On August 6, 2010, the Assistant Secretary for Energy Efficiency and Renewable Energy (“EERE”), through delegated authority by the Department of Energy, issued a nationwide limited public interest waiver under Section 1605 (the “Buy American Provisions”) of the American Recovery and Reinvestment Act of 2009 (the “Recovery Act”) for EERE-funded projects for incidental and/or ancillary solar Photovoltaic (“PV”) equipment when such equipment is used in solar installations containing either domestically manufactured PV cells or panels.
After recognizing that the Buy American Provisions do not contain a requirement with regard to the origin of components in manufactured goods used in a project, but rather that the focus of the Buy American Provisions is on whether the solar panels are manufactured in the United States, the EERE granted a public interest waiver to the Buy American Provisions for six months (ending February 6, 2011) for the purchase of the following solar PV equipment: (1) domestically-manufactured panels containing foreign-manufactured PV cells; (2) foreign-manufactured panels comprised of 100 percent domestically-manufactured PV cells; and (3) any ancillary items and equipment (including without limitation charge controllers, combiners and disconnect boxes, breakers and fuses, racks, trackers, lugs, wires, cables, and all other incidental equipment with the exception of inverters and batteries) utilized in either #1 or #2, regardless of country of origin.

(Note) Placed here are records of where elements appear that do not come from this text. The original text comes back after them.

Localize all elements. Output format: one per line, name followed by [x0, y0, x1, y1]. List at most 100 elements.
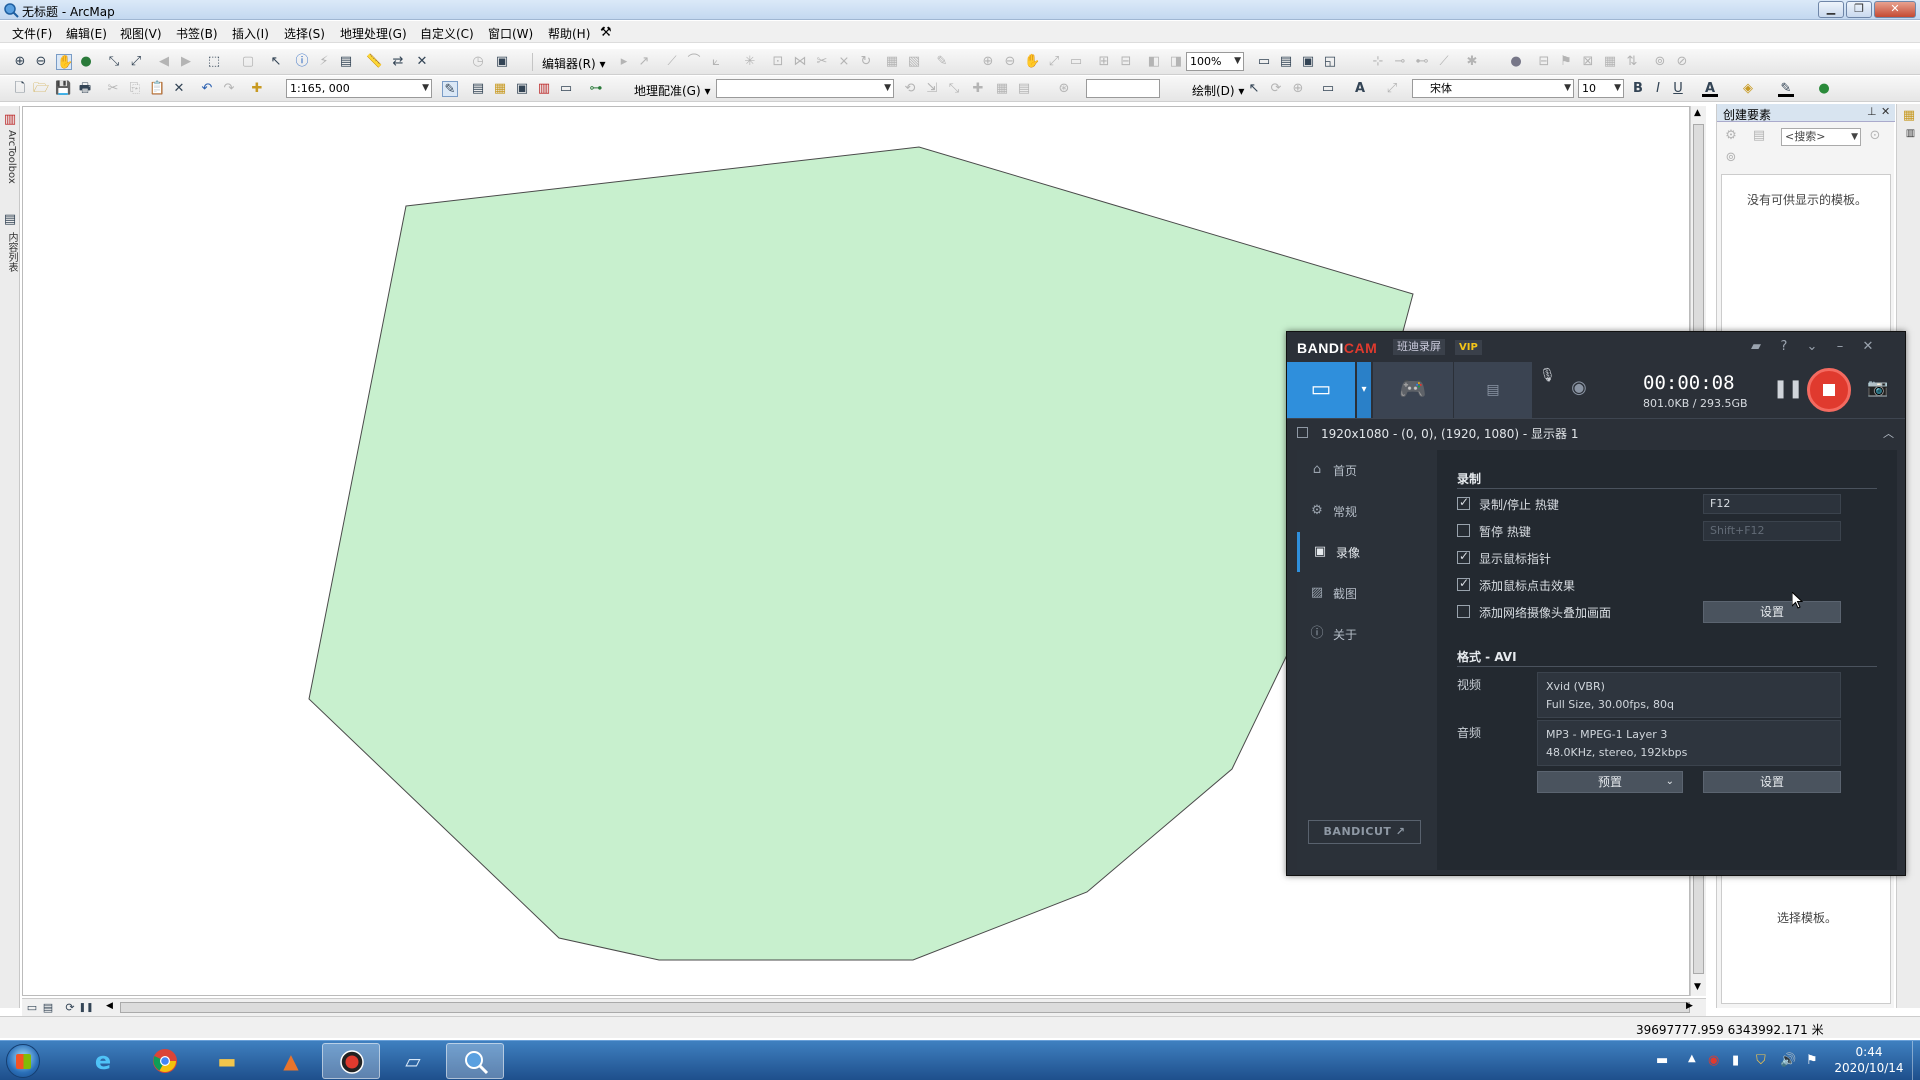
- checkbox[interactable]: [1457, 576, 1470, 591]
- hyperlink-icon[interactable]: ⚡: [316, 54, 332, 70]
- sketch-properties-icon[interactable]: ▧: [906, 54, 922, 70]
- text-icon[interactable]: A: [1352, 81, 1368, 97]
- option-click-effect[interactable]: 添加鼠标点击效果: [1457, 576, 1677, 594]
- layout-zoom-in-icon[interactable]: ⊕: [980, 54, 996, 70]
- menu-windows[interactable]: 窗口(W): [488, 25, 533, 42]
- template-search-box[interactable]: <搜索> ▼: [1781, 128, 1861, 146]
- model-builder-icon[interactable]: ⊶: [588, 81, 604, 97]
- data-view-icon[interactable]: ▭: [24, 1000, 40, 1016]
- help-icon[interactable]: ?: [1775, 338, 1793, 356]
- font-name-combo[interactable]: 宋体 ▼: [1412, 79, 1574, 98]
- toggle-draft-icon[interactable]: ▭: [1256, 54, 1272, 70]
- select-elements-icon[interactable]: ↖: [268, 54, 284, 70]
- menu-customize[interactable]: 自定义(C): [420, 25, 474, 42]
- python-window-icon[interactable]: ▭: [558, 81, 574, 97]
- edit-vertices-icon[interactable]: ⊡: [770, 54, 786, 70]
- clear-selection-icon[interactable]: ▢: [240, 54, 256, 70]
- layout-fixed-out-icon[interactable]: ⊟: [1118, 54, 1134, 70]
- create-features-icon[interactable]: ✎: [934, 54, 950, 70]
- viewer-window-icon[interactable]: ▣: [494, 54, 510, 70]
- scale-icon[interactable]: ⤡: [946, 81, 962, 97]
- change-layout-icon[interactable]: ▣: [1300, 54, 1316, 70]
- stop-record-button[interactable]: [1807, 368, 1851, 412]
- select-elements-arrow-icon[interactable]: ↖: [1246, 81, 1262, 97]
- close-button[interactable]: ✕: [1874, 1, 1916, 18]
- nav-video[interactable]: ▣ 录像: [1297, 532, 1437, 572]
- shift-icon[interactable]: ⇲: [924, 81, 940, 97]
- point-icon[interactable]: ✳: [742, 54, 758, 70]
- zoom-to-selected-icon[interactable]: ⊕: [1290, 81, 1306, 97]
- font-size-combo[interactable]: 10 ▼: [1578, 79, 1624, 98]
- data-driven-pages-icon[interactable]: ◱: [1322, 54, 1338, 70]
- minimize-icon[interactable]: –: [1831, 338, 1849, 356]
- screen-mode-button[interactable]: ▭: [1287, 362, 1355, 418]
- go-to-xy-icon[interactable]: ✕: [414, 54, 430, 70]
- collapse-icon[interactable]: ⌄: [1803, 338, 1821, 356]
- checkbox[interactable]: [1457, 605, 1470, 618]
- nav-about[interactable]: ⓘ 关于: [1297, 614, 1437, 654]
- arctoolbox-icon[interactable]: ▥: [536, 81, 552, 97]
- clear-results-icon[interactable]: ⊘: [1674, 54, 1690, 70]
- map-scale-combo[interactable]: 1:165, 000 ▼: [286, 79, 432, 98]
- search-window-icon[interactable]: ▣: [514, 81, 530, 97]
- pause-drawing-icon[interactable]: ❚❚: [78, 1000, 94, 1016]
- game-mode-button[interactable]: 🎮: [1373, 362, 1453, 418]
- endpoint-arc-icon[interactable]: ⌒: [686, 54, 702, 70]
- zoom-in-icon[interactable]: ⊕: [12, 54, 28, 70]
- scroll-down-icon[interactable]: ▼: [1694, 982, 1701, 992]
- georef-rotate-icon[interactable]: ✱: [1464, 54, 1480, 70]
- toc-tab-icon[interactable]: ▤: [2, 212, 18, 228]
- taskbar-notepad[interactable]: ▱: [384, 1043, 442, 1079]
- zoom-out-icon[interactable]: ⊖: [33, 54, 49, 70]
- maximize-button[interactable]: ❐: [1846, 1, 1872, 18]
- menu-insert[interactable]: 插入(I): [232, 25, 269, 42]
- scroll-left-icon[interactable]: ◀: [106, 1001, 113, 1011]
- rotate-element-icon[interactable]: ⟳: [1268, 81, 1284, 97]
- checkbox[interactable]: [1457, 524, 1470, 537]
- editor-menu[interactable]: 编辑器(R) ▾: [542, 55, 606, 72]
- cut-icon[interactable]: ✂: [105, 81, 121, 97]
- security-shield-icon[interactable]: ⛉: [1756, 1053, 1766, 1068]
- copy-icon[interactable]: ⎘: [127, 81, 143, 97]
- view-link-table-icon[interactable]: ▦: [994, 81, 1010, 97]
- show-desktop-button[interactable]: [1912, 1041, 1920, 1080]
- zoom-whole-page-icon[interactable]: ⤢: [1046, 54, 1062, 70]
- viewer-icon[interactable]: ▤: [1016, 81, 1032, 97]
- editor-toolbar-icon[interactable]: ✎: [442, 81, 458, 97]
- edit-vertices-draw-icon[interactable]: ⤢: [1384, 81, 1400, 97]
- open-folder-icon[interactable]: 🗁: [33, 81, 49, 97]
- georef-layer-combo[interactable]: ▼: [716, 79, 894, 98]
- edit-tool-icon[interactable]: ▸: [616, 54, 632, 70]
- save-icon[interactable]: 💾: [55, 81, 71, 97]
- back-extent-icon[interactable]: ◀: [156, 54, 172, 70]
- snapping-end-icon[interactable]: ⊸: [1392, 54, 1408, 70]
- snapping-edge-icon[interactable]: ⟋: [1436, 54, 1452, 70]
- georeferencing-menu[interactable]: 地理配准(G) ▾: [634, 82, 711, 99]
- fixed-zoom-in-icon[interactable]: ⤡: [106, 54, 122, 70]
- pane-close-icon[interactable]: ✕: [1881, 105, 1890, 118]
- pin-icon[interactable]: ⊥: [1867, 105, 1877, 118]
- rectangle-icon[interactable]: ▭: [1320, 81, 1336, 97]
- menu-edit[interactable]: 编辑(E): [66, 25, 107, 42]
- edit-annotation-icon[interactable]: ↗: [636, 54, 652, 70]
- grid-icon[interactable]: ▦: [1602, 54, 1618, 70]
- flag-icon[interactable]: ⚑: [1558, 54, 1574, 70]
- record-hotkey-field[interactable]: F12: [1703, 494, 1841, 514]
- option-record-hotkey[interactable]: 录制/停止 热键: [1457, 495, 1677, 513]
- menu-selection[interactable]: 选择(S): [284, 25, 325, 42]
- full-extent-icon[interactable]: ●: [78, 54, 94, 70]
- catalog-tab[interactable]: ▥: [1901, 128, 1917, 139]
- organize-templates-icon[interactable]: ⚙: [1723, 128, 1739, 144]
- select-features-icon[interactable]: ⬚: [206, 54, 222, 70]
- flag-icon[interactable]: ⚑: [1806, 1053, 1818, 1068]
- show-hidden-icons[interactable]: ▲: [1688, 1053, 1696, 1064]
- identify-icon[interactable]: ⓘ: [294, 54, 310, 70]
- solve-icon[interactable]: ⊚: [1652, 54, 1668, 70]
- table-of-contents-icon[interactable]: ▤: [470, 81, 486, 97]
- fill-color-icon[interactable]: ◈: [1740, 81, 1756, 97]
- camera-icon[interactable]: 📷: [1865, 378, 1891, 402]
- option-pause-hotkey[interactable]: 暂停 热键: [1457, 522, 1677, 540]
- barrier-icon[interactable]: ⊠: [1580, 54, 1596, 70]
- layout-zoom-combo[interactable]: 100% ▼: [1186, 52, 1244, 71]
- auto-adjust-icon[interactable]: ⊛: [1056, 81, 1072, 97]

According to the EERE’s research on the domestic solar manufacturing industry, this waiver would allow approximately nine companies to compete for grantees’ solar PV projects (of the nine, four companies produce solar PV panels in the United States). The EERE also states that the waiver does not apply to thin-film solar PV panels.
As noted above, this waiver expires on February 6, 2011, but the waiver is unclear whether the solar PV project must be completed by the expiration date or whether the solar PV equipment (that qualifies under the waiver) simply must be purchased by the expiration date. A review of an EERE waiver, dated March 19, 2010, applying to the purchase of light emitting diode LED lighting and HVAC units (although the waiver circumstances in this instance were quite different from the solar PV equipment waiver), might suggest that the solar PV equipment waiver will apply to those circumstances where the recipient of Recovery Act funds has taken substantial steps to commit funds for the purchase of solar PV equipment, such as placing an order or executing a contract for such equipment prior to the waiver expiration date; however, the absence of similar detail in the solar PV equipment waiver leaves quite a bit of uncertainty. Hopefully the EERE will issue future guidance to clarify the expiration date terms.